Siamo quindi passati da Public Enemy, N.W. A. a Puff Daddy e Snoop Dog, da Ozzy Osbourne a Marilyn Manson, da James Brown a Jamiroquai, dai Rolling Stones a Lenny Kravitz. In un avvitamento sempre più friendly, estetico, riconoscibile e addomesticabile. Cool, appunto.
Eppure MTV ha retto anche a questo, anticipando le tendenze di oggi, non solo l’invasività dell’immagine, dello storytelling, dell’H24 non stop, del binge watching.

E anche se MTV chiuderà a breve, il suo modello, la sua aura non è ancora finita. Certo, il modello di una broadcast centralizzato, top-down è stato ormai spazzato via dai social, dalle piattaforme, dagli algoritmi che riescono a elaborare le informazioni e a potenziare, rafforzare le tendenze. Il segnale non da un unico punto ma da una massa di milioni di punti in rete.

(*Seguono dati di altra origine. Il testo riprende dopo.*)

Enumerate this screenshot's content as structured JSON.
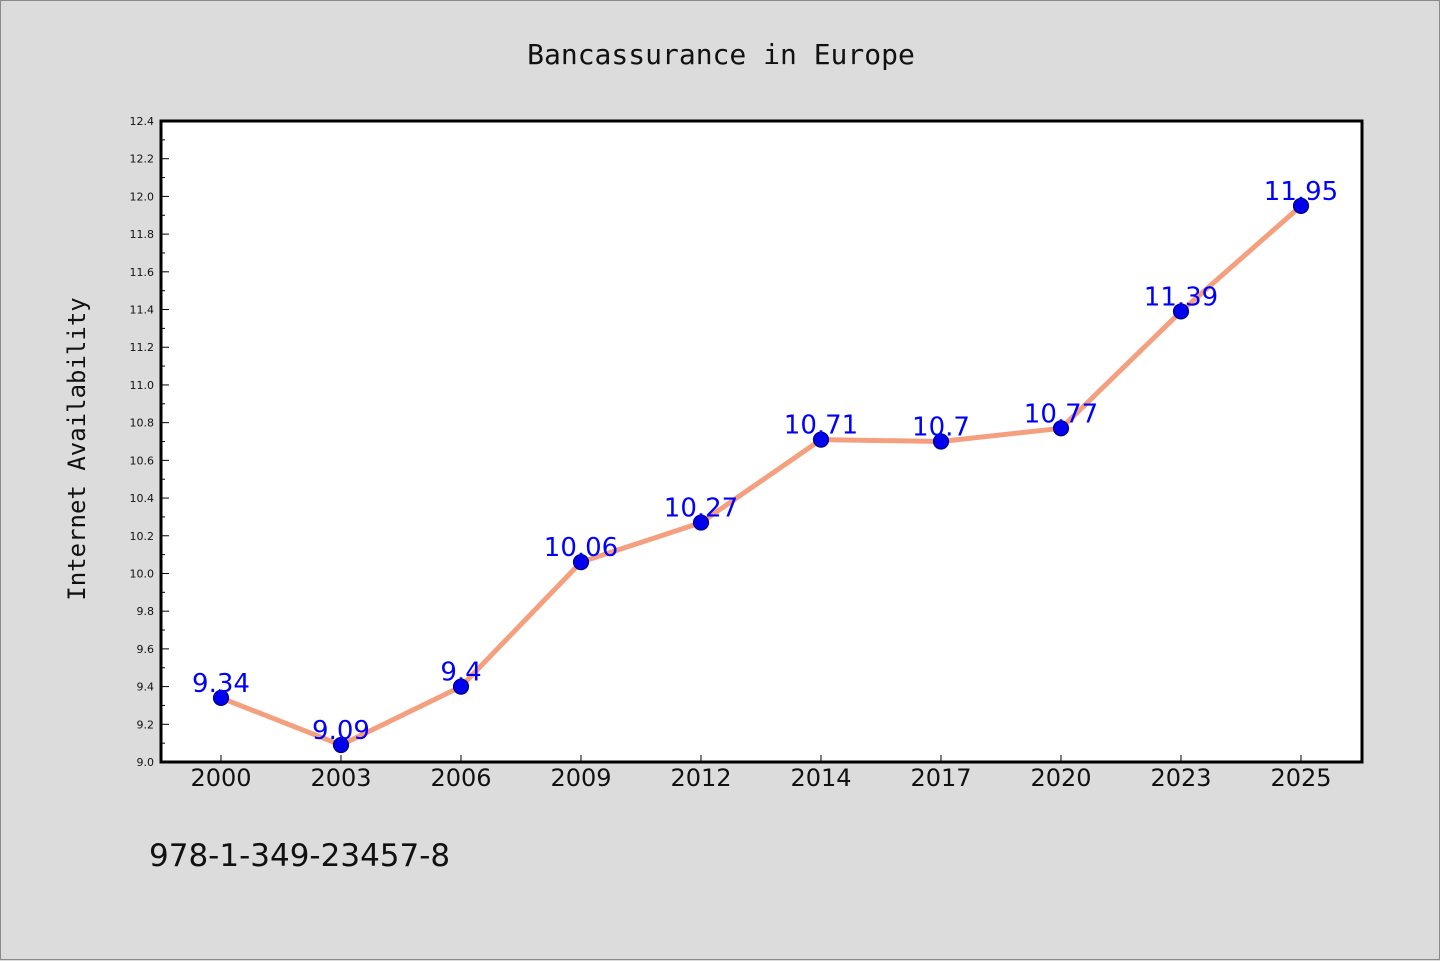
{
  "chart_data": {
    "type": "line",
    "title": "Bancassurance in Europe",
    "xlabel": "",
    "ylabel": "Internet Availability",
    "categories": [
      "2000",
      "2003",
      "2006",
      "2009",
      "2012",
      "2014",
      "2017",
      "2020",
      "2023",
      "2025"
    ],
    "series": [
      {
        "values": [
          9.34,
          9.09,
          9.4,
          10.06,
          10.27,
          10.71,
          10.7,
          10.77,
          11.39,
          11.95
        ],
        "data_labels": [
          "9.34",
          "9.09",
          "9.4",
          "10.06",
          "10.27",
          "10.71",
          "10.7",
          "10.77",
          "11.39",
          "11.95"
        ],
        "line_color": "#f4a07f",
        "marker_color": "#0000ee",
        "marker_edge": "#000080",
        "label_color": "#0000ff"
      }
    ],
    "ylim": [
      9.0,
      12.4
    ],
    "yticks": [
      "9.0",
      "9.2",
      "9.4",
      "9.6",
      "9.8",
      "10.0",
      "10.2",
      "10.4",
      "10.6",
      "10.8",
      "11.0",
      "11.2",
      "11.4",
      "11.6",
      "11.8",
      "12.0",
      "12.2",
      "12.4"
    ],
    "grid": false,
    "legend": "none",
    "background": "#dcdcdc",
    "plot_background": "#ffffff"
  },
  "footer": {
    "isbn": "978-1-349-23457-8"
  }
}
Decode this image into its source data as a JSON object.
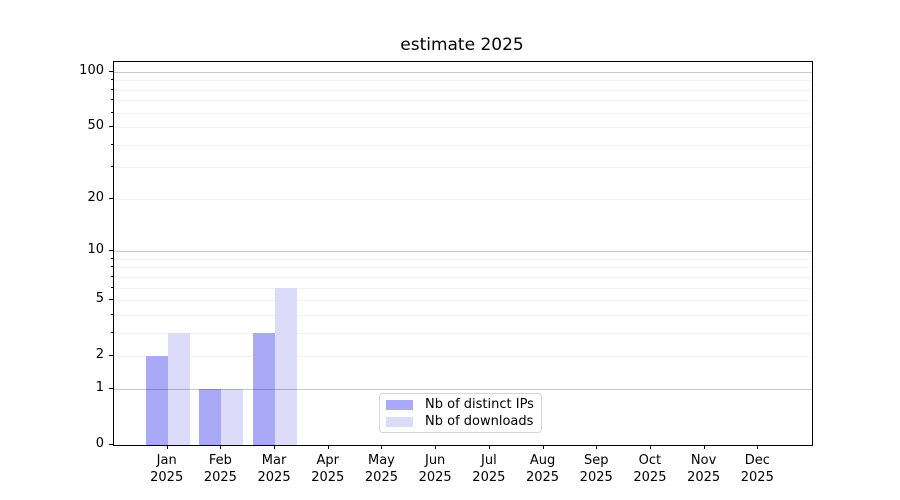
{
  "title": "estimate 2025",
  "chart_data": {
    "type": "bar",
    "title": "estimate 2025",
    "xlabel": "",
    "ylabel": "",
    "categories": [
      "Jan",
      "Feb",
      "Mar",
      "Apr",
      "May",
      "Jun",
      "Jul",
      "Aug",
      "Sep",
      "Oct",
      "Nov",
      "Dec"
    ],
    "year_label": "2025",
    "series": [
      {
        "name": "Nb of distinct IPs",
        "color": "#a9a9f8",
        "values": [
          2,
          1,
          3,
          0,
          0,
          0,
          0,
          0,
          0,
          0,
          0,
          0
        ]
      },
      {
        "name": "Nb of downloads",
        "color": "#dcdcf8",
        "values": [
          3,
          1,
          6,
          0,
          0,
          0,
          0,
          0,
          0,
          0,
          0,
          0
        ]
      }
    ],
    "yscale": "log1p",
    "ylim": [
      0,
      113
    ],
    "yticks": [
      0,
      1,
      2,
      5,
      10,
      20,
      50,
      100
    ],
    "y_minor_ticks": [
      3,
      4,
      6,
      7,
      8,
      9,
      30,
      40,
      60,
      70,
      80,
      90
    ],
    "major_gridlines": [
      1,
      10,
      100
    ],
    "minor_gridlines": [
      2,
      3,
      4,
      5,
      6,
      7,
      8,
      9,
      20,
      30,
      40,
      50,
      60,
      70,
      80,
      90
    ],
    "grid": true,
    "legend_position": "lower center",
    "colors": {
      "spine": "#000000",
      "grid_major": "#c6c6c6",
      "grid_minor": "#f1f1f1",
      "legend_border": "#d5d5d5",
      "background": "#ffffff"
    }
  }
}
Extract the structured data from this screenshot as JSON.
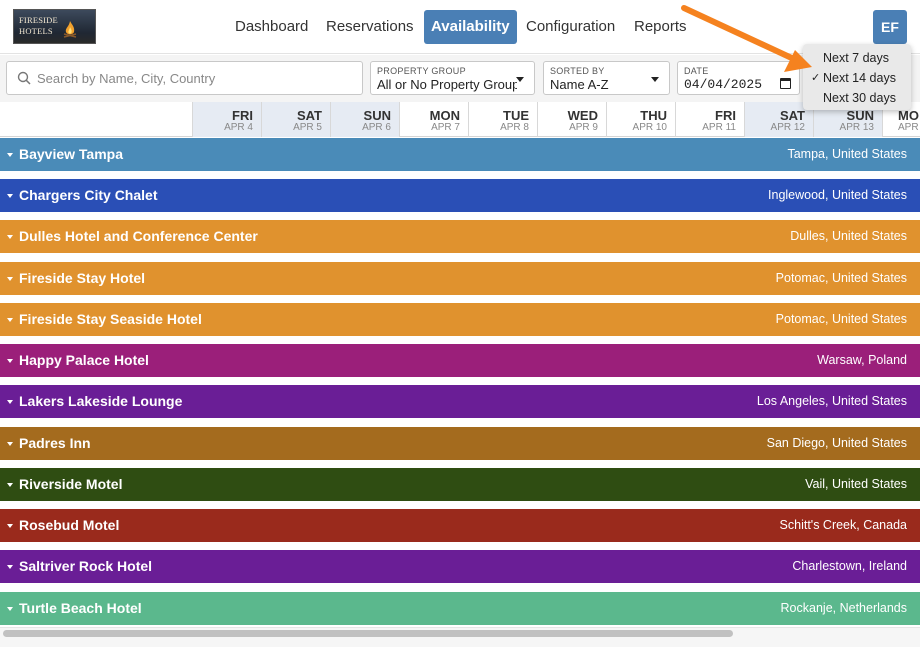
{
  "header": {
    "logo_text": "FIRESIDE HOTELS",
    "nav": [
      {
        "label": "Dashboard",
        "active": false
      },
      {
        "label": "Reservations",
        "active": false
      },
      {
        "label": "Availability",
        "active": true
      },
      {
        "label": "Configuration",
        "active": false
      },
      {
        "label": "Reports",
        "active": false
      }
    ],
    "avatar": "EF",
    "accent_color": "#4a7fb5"
  },
  "toolbar": {
    "search_placeholder": "Search by Name, City, Country",
    "search_icon": "search-icon",
    "property_group": {
      "label": "PROPERTY GROUP",
      "value": "All or No Property Group"
    },
    "sorted_by": {
      "label": "SORTED BY",
      "value": "Name A-Z"
    },
    "date": {
      "label": "DATE",
      "value": "04/04/2025"
    }
  },
  "range_menu": {
    "items": [
      {
        "label": "Next 7 days",
        "selected": false
      },
      {
        "label": "Next 14 days",
        "selected": true
      },
      {
        "label": "Next 30 days",
        "selected": false
      }
    ],
    "check_mark": "✓"
  },
  "dates": [
    {
      "dow": "FRI",
      "md": "APR 4"
    },
    {
      "dow": "SAT",
      "md": "APR 5"
    },
    {
      "dow": "SUN",
      "md": "APR 6"
    },
    {
      "dow": "MON",
      "md": "APR 7"
    },
    {
      "dow": "TUE",
      "md": "APR 8"
    },
    {
      "dow": "WED",
      "md": "APR 9"
    },
    {
      "dow": "THU",
      "md": "APR 10"
    },
    {
      "dow": "FRI",
      "md": "APR 11"
    },
    {
      "dow": "SAT",
      "md": "APR 12"
    },
    {
      "dow": "SUN",
      "md": "APR 13"
    },
    {
      "dow": "MO",
      "md": "APR"
    }
  ],
  "hotels": [
    {
      "name": "Bayview Tampa",
      "location": "Tampa, United States",
      "color": "#4a8bb8"
    },
    {
      "name": "Chargers City Chalet",
      "location": "Inglewood, United States",
      "color": "#2a4fb6"
    },
    {
      "name": "Dulles Hotel and Conference Center",
      "location": "Dulles, United States",
      "color": "#e0922e"
    },
    {
      "name": "Fireside Stay Hotel",
      "location": "Potomac, United States",
      "color": "#e0922e"
    },
    {
      "name": "Fireside Stay Seaside Hotel",
      "location": "Potomac, United States",
      "color": "#e0922e"
    },
    {
      "name": "Happy Palace Hotel",
      "location": "Warsaw, Poland",
      "color": "#9b1f7a"
    },
    {
      "name": "Lakers Lakeside Lounge",
      "location": "Los Angeles, United States",
      "color": "#6a1e96"
    },
    {
      "name": "Padres Inn",
      "location": "San Diego, United States",
      "color": "#a46b1e"
    },
    {
      "name": "Riverside Motel",
      "location": "Vail, United States",
      "color": "#2f4d12"
    },
    {
      "name": "Rosebud Motel",
      "location": "Schitt's Creek, Canada",
      "color": "#9a2a1c"
    },
    {
      "name": "Saltriver Rock Hotel",
      "location": "Charlestown, Ireland",
      "color": "#6a1e96"
    },
    {
      "name": "Turtle Beach Hotel",
      "location": "Rockanje, Netherlands",
      "color": "#5bb88d"
    }
  ],
  "annotation": {
    "arrow_color": "#f5821f"
  }
}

Eppure TikTok, YouTube, Instagram hanno continuato a far girare sempre più velocemente i pistoni di quella “macchina di coolness”, di desiderio immateriale, di essere e apparire, anche se con mezzi più potenti ma anche più frammentati e impersonali. E con il processo produttivo immaginato da marxisti e post-marxisti ormai al suo punto d’arrivo: il soggetto produttore/consumatore, protagonista e fruitore al tempo stesso.
Insomma quella lunga marcia iniziata ormai 45 anni fa è a un punto di svolta. Qualcuno ricorderà certamente il video Praise you dei Fatboy Slim. Un gruppo di persone comuni che tentava, in modo maldestro ma spettacolare, di mettere in scena una coreografia davanti alla prima di un cinema. Un gruppo sgangherato in un video apparentemente improvvisato ma che mostrava il potenziale infinito del codice sorgente di MTV e di quello che poi saranno i social. Il protagonista sei tu.